Keep in mind that these foundational changes to the political structure of First Nations governance are being made without any consultation or cooperation of the elected representatives of Canada’s Native communities.

Assembly of First Nations National Chief Shawn Atleo denounced the unilateralism in his reaction to the omnibus bill.

“When our people see no movement from the government to work with us, when they see backsliding, undermining and continuing threats and pressures on an already burdened population, the flames only grow stronger,” Atleo said. “Our people will not stand for it. Rightly so, there is growing anger and frustration.”

Another section of the bill represents a clear and present danger for Native communities, especially in Northern British Columbia, where the giant petroleum corporation Enbridge wants to build a pipeline to ship Alberta oil to a shipping terminal at Kitimat on the BC coast. Unanimously opposed by First Nations governments, the Northern Gateway pipeline would follow and bisect many crucial salmon habitats that are the economic and cultural foundation of the region’s original inhabitants. Enbridge has a long and sorry record of devastating oil spills along its existing pipeline network, especially in the United States.

None of these concerns will merit attention should Bill C-45 pass through Parliament as it is currently written.

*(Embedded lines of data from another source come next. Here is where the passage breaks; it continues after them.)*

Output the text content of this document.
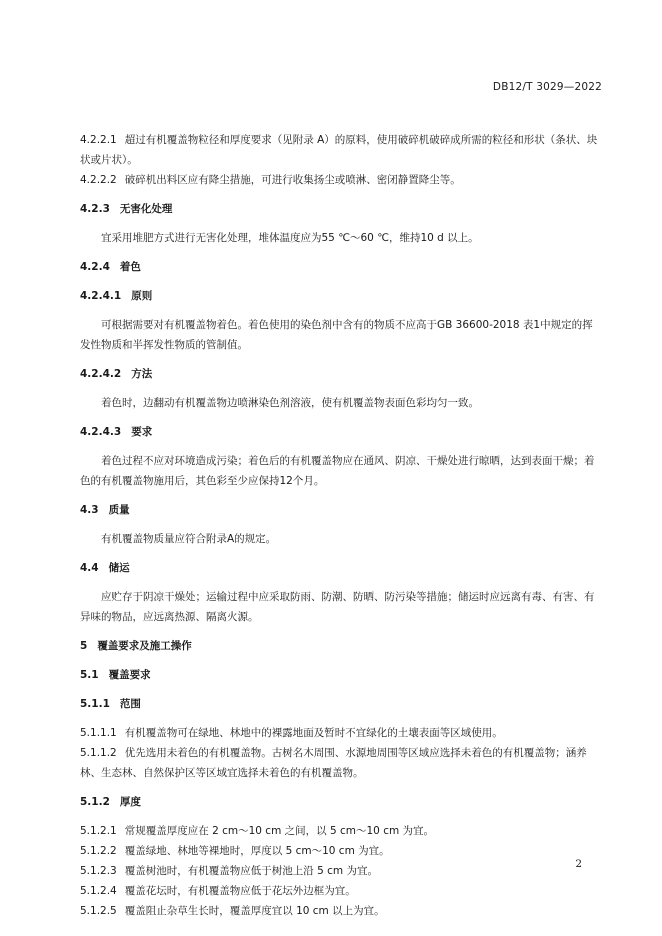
DB12/T 3029—2022

4.2.2.1 超过有机覆盖物粒径和厚度要求（见附录 A）的原料，使用破碎机破碎成所需的粒径和形状（条状、块状或片状）。

4.2.2.2 破碎机出料区应有降尘措施，可进行收集扬尘或喷淋、密闭静置降尘等。

4.2.3 无害化处理

宜采用堆肥方式进行无害化处理，堆体温度应为55 ℃～60 ℃，维持10 d 以上。

4.2.4 着色

4.2.4.1 原则

可根据需要对有机覆盖物着色。着色使用的染色剂中含有的物质不应高于GB 36600-2018 表1中规定的挥发性物质和半挥发性物质的管制值。

4.2.4.2 方法

着色时，边翻动有机覆盖物边喷淋染色剂溶液，使有机覆盖物表面色彩均匀一致。

4.2.4.3 要求

着色过程不应对环境造成污染；着色后的有机覆盖物应在通风、阴凉、干燥处进行晾晒，达到表面干燥；着色的有机覆盖物施用后，其色彩至少应保持12个月。

4.3 质量

有机覆盖物质量应符合附录A的规定。

4.4 储运

应贮存于阴凉干燥处；运输过程中应采取防雨、防潮、防晒、防污染等措施；储运时应远离有毒、有害、有异味的物品，应远离热源、隔离火源。

5 覆盖要求及施工操作

5.1 覆盖要求

5.1.1 范围

5.1.1.1 有机覆盖物可在绿地、林地中的裸露地面及暂时不宜绿化的土壤表面等区域使用。

5.1.1.2 优先选用未着色的有机覆盖物。古树名木周围、水源地周围等区域应选择未着色的有机覆盖物；涵养林、生态林、自然保护区等区域宜选择未着色的有机覆盖物。

5.1.2 厚度

5.1.2.1 常规覆盖厚度应在 2 cm～10 cm 之间，以 5 cm～10 cm 为宜。

5.1.2.2 覆盖绿地、林地等裸地时，厚度以 5 cm～10 cm 为宜。

5.1.2.3 覆盖树池时，有机覆盖物应低于树池上沿 5 cm 为宜。

5.1.2.4 覆盖花坛时，有机覆盖物应低于花坛外边框为宜。

5.1.2.5 覆盖阻止杂草生长时，覆盖厚度宜以 10 cm 以上为宜。

2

Amendments to the Navigable Waters Act will exempt pipeline construction from the law’s existing protection for oceans, lakes and rivers, while drastically limiting the number of waterways protected under the law.

It also gives corporations a legal avenue to reduce or eliminate existing requirements to protect fish habitats, and even allows them to renege on previously negotiated commitments to compensate stakeholders for habitats that were damaged or destroyed by their industrial activities.

Particularly for the First Nations of the Pacific Northwest, this omnibus bill is an ominous portent for the future. The obvious intent is to remove obstacles to the Enbridge pipeline through some of this country’s most productive yet fragile natural environments. But all First Nations that depend on water-borne resources will eventually suffer.

Far fewer federal environmental assessments will be conducted on industrial projects. Provincial governments with widely differing environmental regulations and standards will often be left with the sole responsibility to assess their impact and sustainability.

“The net effect is that Canada’s environment is less protected by the federal government than it ever has been before. They are piece by piece getting out of the business,” commented Will Amos, director of the Ecojustice environmental law clinic at the University of Ottawa.

And the Conservative majority will bulldoze all this, and much more, through Parliament with a minimum of scrutiny and study, as was a previous omnibus bill last spring. First Nations and all other Canadians who value the environment, essential human rights and a transparent democracy will be the losers.